The Case for Wireline Home Networks
– In the Digital Homes of the Future
By Charles Hall
We’re a firm believer that every home that’s over about 1,500 square feet in size or that has solid walls needs both a wireline and a Wi-Fi network. A technology such as NVoy that helps devices find the best path for content and data is a boon to the consumer whose networks are increasingly bogged down by multiple streams of videos and will soon carry multiple streams of UHD entertainment and educational videos plus data from the Internet-of-Things and personal health care devices.
It’s not sufficient these days just to have faster broadband — I pay for 50 Mbps and actually get about 30 Mbps on average. Most home’s internal network cannot match the higher broadband speeds that are now available. When you have fast broadband and slow networking in the home, it’s like pouring something through a funnel.

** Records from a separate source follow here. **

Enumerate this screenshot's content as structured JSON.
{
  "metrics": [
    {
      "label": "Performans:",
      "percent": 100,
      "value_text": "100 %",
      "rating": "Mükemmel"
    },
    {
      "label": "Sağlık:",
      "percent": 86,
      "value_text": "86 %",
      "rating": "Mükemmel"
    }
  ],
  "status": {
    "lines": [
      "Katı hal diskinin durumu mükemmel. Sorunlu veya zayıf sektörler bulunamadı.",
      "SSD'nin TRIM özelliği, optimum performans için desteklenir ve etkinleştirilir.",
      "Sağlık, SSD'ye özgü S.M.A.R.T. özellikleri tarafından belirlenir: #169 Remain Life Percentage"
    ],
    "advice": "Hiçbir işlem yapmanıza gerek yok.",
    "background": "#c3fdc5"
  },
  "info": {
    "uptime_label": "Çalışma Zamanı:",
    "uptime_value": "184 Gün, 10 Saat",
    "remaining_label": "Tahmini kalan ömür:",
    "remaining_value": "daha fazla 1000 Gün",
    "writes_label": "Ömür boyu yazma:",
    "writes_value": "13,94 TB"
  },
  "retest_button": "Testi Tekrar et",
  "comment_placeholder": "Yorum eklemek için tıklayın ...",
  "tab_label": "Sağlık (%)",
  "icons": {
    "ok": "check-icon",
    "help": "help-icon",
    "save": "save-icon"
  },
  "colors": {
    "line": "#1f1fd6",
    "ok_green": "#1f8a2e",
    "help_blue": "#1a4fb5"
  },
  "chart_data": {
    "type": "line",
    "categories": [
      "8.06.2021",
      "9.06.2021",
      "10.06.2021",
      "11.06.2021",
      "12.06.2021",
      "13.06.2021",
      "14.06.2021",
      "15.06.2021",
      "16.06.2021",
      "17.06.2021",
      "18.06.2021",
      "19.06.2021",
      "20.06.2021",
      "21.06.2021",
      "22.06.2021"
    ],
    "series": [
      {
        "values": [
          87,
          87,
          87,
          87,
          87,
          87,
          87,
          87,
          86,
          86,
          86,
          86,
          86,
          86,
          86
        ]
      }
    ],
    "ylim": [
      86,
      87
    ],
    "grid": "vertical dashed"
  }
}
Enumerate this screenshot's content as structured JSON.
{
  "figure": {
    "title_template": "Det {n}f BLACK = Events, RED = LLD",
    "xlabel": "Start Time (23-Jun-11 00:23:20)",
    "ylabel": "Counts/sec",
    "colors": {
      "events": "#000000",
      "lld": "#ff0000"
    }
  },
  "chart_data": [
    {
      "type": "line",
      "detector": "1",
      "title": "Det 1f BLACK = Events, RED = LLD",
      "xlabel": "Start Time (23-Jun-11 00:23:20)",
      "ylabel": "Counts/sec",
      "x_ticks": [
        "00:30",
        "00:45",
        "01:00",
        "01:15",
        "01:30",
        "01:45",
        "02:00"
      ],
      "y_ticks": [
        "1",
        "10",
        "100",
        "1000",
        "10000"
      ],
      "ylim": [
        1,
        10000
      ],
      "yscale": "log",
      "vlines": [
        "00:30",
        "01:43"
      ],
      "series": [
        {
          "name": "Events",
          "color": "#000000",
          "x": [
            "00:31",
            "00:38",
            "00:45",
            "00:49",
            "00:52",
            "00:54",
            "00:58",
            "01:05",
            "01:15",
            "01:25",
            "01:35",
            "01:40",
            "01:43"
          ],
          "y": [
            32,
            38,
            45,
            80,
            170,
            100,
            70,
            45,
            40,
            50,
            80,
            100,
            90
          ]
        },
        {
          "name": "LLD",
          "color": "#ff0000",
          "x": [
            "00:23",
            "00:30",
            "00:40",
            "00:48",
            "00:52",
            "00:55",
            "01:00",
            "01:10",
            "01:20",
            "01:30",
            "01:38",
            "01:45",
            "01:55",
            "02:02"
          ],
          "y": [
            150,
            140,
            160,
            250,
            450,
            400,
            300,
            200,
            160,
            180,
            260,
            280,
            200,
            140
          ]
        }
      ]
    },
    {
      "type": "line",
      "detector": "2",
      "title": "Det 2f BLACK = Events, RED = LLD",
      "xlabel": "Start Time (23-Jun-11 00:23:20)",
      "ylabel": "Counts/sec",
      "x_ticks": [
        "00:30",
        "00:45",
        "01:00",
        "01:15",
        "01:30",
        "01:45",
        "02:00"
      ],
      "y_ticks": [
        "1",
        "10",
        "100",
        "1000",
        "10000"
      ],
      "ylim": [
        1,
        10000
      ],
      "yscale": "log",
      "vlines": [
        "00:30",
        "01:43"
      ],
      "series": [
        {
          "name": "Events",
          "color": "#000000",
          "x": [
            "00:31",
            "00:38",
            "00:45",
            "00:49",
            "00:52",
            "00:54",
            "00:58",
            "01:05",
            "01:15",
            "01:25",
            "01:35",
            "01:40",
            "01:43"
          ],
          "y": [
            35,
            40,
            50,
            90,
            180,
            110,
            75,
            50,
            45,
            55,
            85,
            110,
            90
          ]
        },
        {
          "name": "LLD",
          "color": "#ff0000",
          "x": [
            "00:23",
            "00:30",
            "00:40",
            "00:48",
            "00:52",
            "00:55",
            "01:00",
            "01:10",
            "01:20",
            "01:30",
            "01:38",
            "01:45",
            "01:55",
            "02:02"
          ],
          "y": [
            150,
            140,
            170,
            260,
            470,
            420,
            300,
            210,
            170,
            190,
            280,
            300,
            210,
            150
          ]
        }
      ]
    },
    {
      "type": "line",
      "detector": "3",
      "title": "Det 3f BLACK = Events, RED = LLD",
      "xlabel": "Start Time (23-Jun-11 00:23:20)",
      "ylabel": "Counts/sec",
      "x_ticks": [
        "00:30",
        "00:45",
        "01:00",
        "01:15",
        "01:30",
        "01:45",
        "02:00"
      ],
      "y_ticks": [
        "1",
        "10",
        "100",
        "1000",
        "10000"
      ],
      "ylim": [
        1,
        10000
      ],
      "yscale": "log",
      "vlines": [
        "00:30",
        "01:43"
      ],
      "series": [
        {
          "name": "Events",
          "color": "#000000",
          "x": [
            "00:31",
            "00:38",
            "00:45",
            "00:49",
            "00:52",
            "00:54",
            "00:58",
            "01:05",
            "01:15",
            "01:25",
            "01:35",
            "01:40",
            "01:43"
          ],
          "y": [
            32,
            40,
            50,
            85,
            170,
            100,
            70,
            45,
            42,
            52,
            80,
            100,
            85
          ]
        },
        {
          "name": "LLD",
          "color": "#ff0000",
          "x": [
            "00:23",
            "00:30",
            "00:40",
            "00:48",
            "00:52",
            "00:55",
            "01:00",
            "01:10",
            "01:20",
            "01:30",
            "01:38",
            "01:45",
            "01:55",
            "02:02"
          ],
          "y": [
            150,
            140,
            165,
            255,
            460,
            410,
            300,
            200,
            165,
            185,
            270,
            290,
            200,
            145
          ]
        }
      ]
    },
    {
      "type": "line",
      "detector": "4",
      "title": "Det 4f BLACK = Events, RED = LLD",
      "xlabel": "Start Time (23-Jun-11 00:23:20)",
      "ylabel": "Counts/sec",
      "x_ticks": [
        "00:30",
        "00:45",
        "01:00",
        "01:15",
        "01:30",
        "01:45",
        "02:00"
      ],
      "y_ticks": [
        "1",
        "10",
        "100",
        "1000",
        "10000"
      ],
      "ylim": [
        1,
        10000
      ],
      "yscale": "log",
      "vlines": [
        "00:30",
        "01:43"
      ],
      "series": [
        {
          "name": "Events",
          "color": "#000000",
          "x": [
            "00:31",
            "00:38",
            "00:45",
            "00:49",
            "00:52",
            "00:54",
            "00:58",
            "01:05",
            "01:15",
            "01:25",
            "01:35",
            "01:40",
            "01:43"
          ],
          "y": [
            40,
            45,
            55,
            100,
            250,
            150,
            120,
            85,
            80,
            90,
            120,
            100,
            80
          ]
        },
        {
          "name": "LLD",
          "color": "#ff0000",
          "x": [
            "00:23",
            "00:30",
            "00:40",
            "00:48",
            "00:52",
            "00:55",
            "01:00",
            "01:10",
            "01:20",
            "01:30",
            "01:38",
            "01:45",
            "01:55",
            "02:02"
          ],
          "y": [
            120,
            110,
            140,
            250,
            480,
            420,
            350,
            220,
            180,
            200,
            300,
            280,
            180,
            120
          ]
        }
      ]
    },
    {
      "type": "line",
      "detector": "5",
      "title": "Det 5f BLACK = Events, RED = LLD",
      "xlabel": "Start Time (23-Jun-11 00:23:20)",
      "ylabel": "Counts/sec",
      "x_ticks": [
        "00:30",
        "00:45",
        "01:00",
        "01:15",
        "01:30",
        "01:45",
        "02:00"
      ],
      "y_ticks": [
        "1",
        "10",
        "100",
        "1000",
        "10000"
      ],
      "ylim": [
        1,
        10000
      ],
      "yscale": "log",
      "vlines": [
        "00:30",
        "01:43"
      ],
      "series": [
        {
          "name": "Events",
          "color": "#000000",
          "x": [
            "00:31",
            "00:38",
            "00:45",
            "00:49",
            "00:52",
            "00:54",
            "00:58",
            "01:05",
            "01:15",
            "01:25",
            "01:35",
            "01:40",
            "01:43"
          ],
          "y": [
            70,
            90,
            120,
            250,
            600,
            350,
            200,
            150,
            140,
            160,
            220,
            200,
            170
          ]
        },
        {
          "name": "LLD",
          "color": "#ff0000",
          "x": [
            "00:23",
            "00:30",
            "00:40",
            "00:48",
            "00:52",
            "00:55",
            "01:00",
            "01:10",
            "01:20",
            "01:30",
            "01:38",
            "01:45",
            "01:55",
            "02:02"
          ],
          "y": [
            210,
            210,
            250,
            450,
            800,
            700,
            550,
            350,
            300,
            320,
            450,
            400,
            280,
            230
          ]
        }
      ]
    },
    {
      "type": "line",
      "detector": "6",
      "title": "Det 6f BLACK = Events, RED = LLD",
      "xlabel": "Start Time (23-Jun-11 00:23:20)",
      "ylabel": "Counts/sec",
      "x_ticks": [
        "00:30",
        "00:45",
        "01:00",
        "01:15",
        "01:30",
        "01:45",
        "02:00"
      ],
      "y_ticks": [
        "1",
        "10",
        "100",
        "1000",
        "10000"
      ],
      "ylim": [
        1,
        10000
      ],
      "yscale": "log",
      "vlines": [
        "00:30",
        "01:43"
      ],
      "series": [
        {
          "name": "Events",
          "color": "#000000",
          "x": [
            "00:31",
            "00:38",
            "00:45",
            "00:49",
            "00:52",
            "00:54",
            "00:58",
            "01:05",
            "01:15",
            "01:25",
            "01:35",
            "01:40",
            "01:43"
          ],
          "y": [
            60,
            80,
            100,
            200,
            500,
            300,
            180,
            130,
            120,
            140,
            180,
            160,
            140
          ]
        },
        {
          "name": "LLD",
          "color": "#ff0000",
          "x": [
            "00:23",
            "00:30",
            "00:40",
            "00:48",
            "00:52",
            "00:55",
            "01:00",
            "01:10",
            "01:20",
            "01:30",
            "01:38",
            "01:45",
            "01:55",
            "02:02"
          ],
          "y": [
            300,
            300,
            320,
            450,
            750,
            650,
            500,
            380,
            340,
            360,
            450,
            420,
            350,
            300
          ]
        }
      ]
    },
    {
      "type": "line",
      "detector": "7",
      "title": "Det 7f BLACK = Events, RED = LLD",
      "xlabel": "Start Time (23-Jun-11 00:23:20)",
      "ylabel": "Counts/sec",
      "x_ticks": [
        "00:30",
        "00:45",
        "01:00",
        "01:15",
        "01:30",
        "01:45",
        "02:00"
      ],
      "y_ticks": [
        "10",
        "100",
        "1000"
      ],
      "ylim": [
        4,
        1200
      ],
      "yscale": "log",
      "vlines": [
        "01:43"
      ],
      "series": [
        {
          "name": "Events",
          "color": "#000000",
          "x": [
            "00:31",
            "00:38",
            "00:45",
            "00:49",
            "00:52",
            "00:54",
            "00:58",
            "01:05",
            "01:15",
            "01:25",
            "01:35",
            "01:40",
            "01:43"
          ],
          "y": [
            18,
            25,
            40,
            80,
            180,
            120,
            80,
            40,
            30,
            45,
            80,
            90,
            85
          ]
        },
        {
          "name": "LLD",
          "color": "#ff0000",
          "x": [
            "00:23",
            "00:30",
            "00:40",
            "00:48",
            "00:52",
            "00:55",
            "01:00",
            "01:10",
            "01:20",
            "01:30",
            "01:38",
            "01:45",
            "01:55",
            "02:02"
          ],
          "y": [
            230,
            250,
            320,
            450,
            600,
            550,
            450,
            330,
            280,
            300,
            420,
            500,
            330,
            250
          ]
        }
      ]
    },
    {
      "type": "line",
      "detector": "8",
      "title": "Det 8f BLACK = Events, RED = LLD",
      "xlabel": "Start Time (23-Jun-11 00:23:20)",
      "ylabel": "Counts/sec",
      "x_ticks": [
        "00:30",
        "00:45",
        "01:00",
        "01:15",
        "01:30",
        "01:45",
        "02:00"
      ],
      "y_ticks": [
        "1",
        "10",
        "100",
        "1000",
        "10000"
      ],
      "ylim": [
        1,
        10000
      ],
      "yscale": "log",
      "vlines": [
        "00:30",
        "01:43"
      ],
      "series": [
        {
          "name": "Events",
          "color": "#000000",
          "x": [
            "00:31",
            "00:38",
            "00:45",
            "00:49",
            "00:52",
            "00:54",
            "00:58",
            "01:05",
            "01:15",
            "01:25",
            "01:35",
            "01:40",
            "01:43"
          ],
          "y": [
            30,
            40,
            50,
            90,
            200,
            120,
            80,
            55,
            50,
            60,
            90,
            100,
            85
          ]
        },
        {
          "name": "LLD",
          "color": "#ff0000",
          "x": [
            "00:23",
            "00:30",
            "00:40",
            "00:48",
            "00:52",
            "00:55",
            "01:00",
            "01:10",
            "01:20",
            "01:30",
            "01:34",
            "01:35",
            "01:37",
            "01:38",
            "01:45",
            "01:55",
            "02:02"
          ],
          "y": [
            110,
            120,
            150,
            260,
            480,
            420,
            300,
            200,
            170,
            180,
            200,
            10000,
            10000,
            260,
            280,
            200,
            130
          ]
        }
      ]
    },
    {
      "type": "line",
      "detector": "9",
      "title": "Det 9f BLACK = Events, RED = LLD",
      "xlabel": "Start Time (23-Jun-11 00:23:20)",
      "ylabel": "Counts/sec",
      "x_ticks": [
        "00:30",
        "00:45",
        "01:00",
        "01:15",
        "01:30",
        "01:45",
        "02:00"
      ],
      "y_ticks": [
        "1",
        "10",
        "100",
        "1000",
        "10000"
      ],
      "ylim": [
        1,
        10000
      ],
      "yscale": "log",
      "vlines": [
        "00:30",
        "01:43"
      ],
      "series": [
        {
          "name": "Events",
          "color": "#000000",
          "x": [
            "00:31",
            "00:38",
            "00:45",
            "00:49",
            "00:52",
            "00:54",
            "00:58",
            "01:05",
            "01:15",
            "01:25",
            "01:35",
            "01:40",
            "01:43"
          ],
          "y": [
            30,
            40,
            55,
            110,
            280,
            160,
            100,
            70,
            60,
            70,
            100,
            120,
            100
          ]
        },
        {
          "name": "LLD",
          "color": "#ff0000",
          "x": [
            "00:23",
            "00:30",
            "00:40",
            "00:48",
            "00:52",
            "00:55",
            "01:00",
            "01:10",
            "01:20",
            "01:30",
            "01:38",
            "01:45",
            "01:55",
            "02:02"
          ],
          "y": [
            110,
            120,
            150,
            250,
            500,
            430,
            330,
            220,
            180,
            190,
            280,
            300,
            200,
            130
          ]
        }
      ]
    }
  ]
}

My home may be an anomaly, but one of the best things that ever happened was when the first installer I hired showed up with a roll of Ethernet cable and a box of Ethernet connectors. A single Wi-Fi router, even one with the latest 11ac chips, will not provide the bandwidth needed in every room and on the patio. In the beginning, I did all the connections in my house but after a few years that become too complicated.
The installer I hired immediately started installing Ethernet cable to connect every main room in the house to the router that connects to the broadband service’s modem. The rule of thumb is to put an Ethernet outlet next to every coaxial outlet where a TV can be plugged-in.
Wi-Fi is of course mandatory for wireless devices like smartphones and tablets, but Wi-Fi would be overwhelmed by my five TVs — three of which need a permanent network connection and by an Apple TV, Roku, Chromecast, TiVo, Blu-ray player and an LG Upgrader net-top box. That’s not counting Logitech’s Google TV, which I once mistakenly purchased but it is not currently connected.
There are also three Onkyo surround sound systems, one for the new UHD TV, one in the master bedroom and one for the whole home sound system that’s connected to a pair of speakers in three rooms and the patio. The newest one, a UHD/4K compatible unit, needs a permanent Internet connection to access Internet radio stations and do software upgrades.
The growth of my networked devices over the years has prompted me to buy, over time, switches for the router/modem, the bedroom and the living room. Had I known then what I know now I would have put a 16 port Ethernet switch by the router/modem instead of an 8-port model and 8 port switches instead of 4-port switches in the living room and master bedroom. Like money, you can never have too many Ethernet ports and too much bandwidth.
Ethernet wireline was installed because MoCA and HomePlug were not then available at retail and G.hn was only a glint in an engineer’s brain. I have not tried the souped-up Wi-Fi that uses chips from Celeno and Quantenna because they are not available at retail.
A coax network connects all my TV sets and TiVo, so technically speaking, my house has three networks: Ethernet, coax and Wi-Fi. It’s 2014, after all, and the world of entertainment has gone Internet — soon to be followed by education, health care, the Internet-of-Things plus personal monitoring and home surveillance.
It’s true that because of my work at The Online Reporter, my home is a bit of an oddity but only by being a bit ahead of where most homes will be in a few years. I’ll bet that by the end of the decade most middle-class homes and above will be more like mine than not. I know that when I show off my network and devices to guests, most say that is exactly what they want. And most installers that come to connect a new device, such as the recently purchased UHD set, look relieved to find it’s easily connected to a wireline Ethernet network. In fact, many installers say that most of the problems they have when installing comes from having only Wi-Fi available, even if is the new 11ac version of Wi-Fi, which I also have. In fact, because of the layout and construction of my home, three Wi-Fi routers were needed, one of which has the 11ac version of Wi-Fi.
A wireline network also means never having to say you’re sorry on a tech support phone call. The first thing most tech support people ask when you call about a problem is whether you’re using Wi-Fi.
You can’t beat wireline for home networking and as the home’s backbone for Wi-Fi.
Wireline Networking Is as Good as Advertised
By Charles Hall
More readers emailed than usual about last week’s article “The Case for Wireline Home Networks.” From repeated personal experiences, I can say that equipment installers and tech support people love to hear the words, “There’s a wired connection there for that that’s connected to the broadband modem.” I have zero bandwidth problems, except occasionally to the house — even though I’m paying for 50 Mbps — but never in the house. I know because of ASSIA’s Cloudcheck iPad app, which measures both broadband and home networking speeds. Once you have a UHD TV, the first thing you do when you sit down to watch some entertaining TV is to look for UHD shows. The wireline network means always having the bandwidth to stream multiple UHD videos.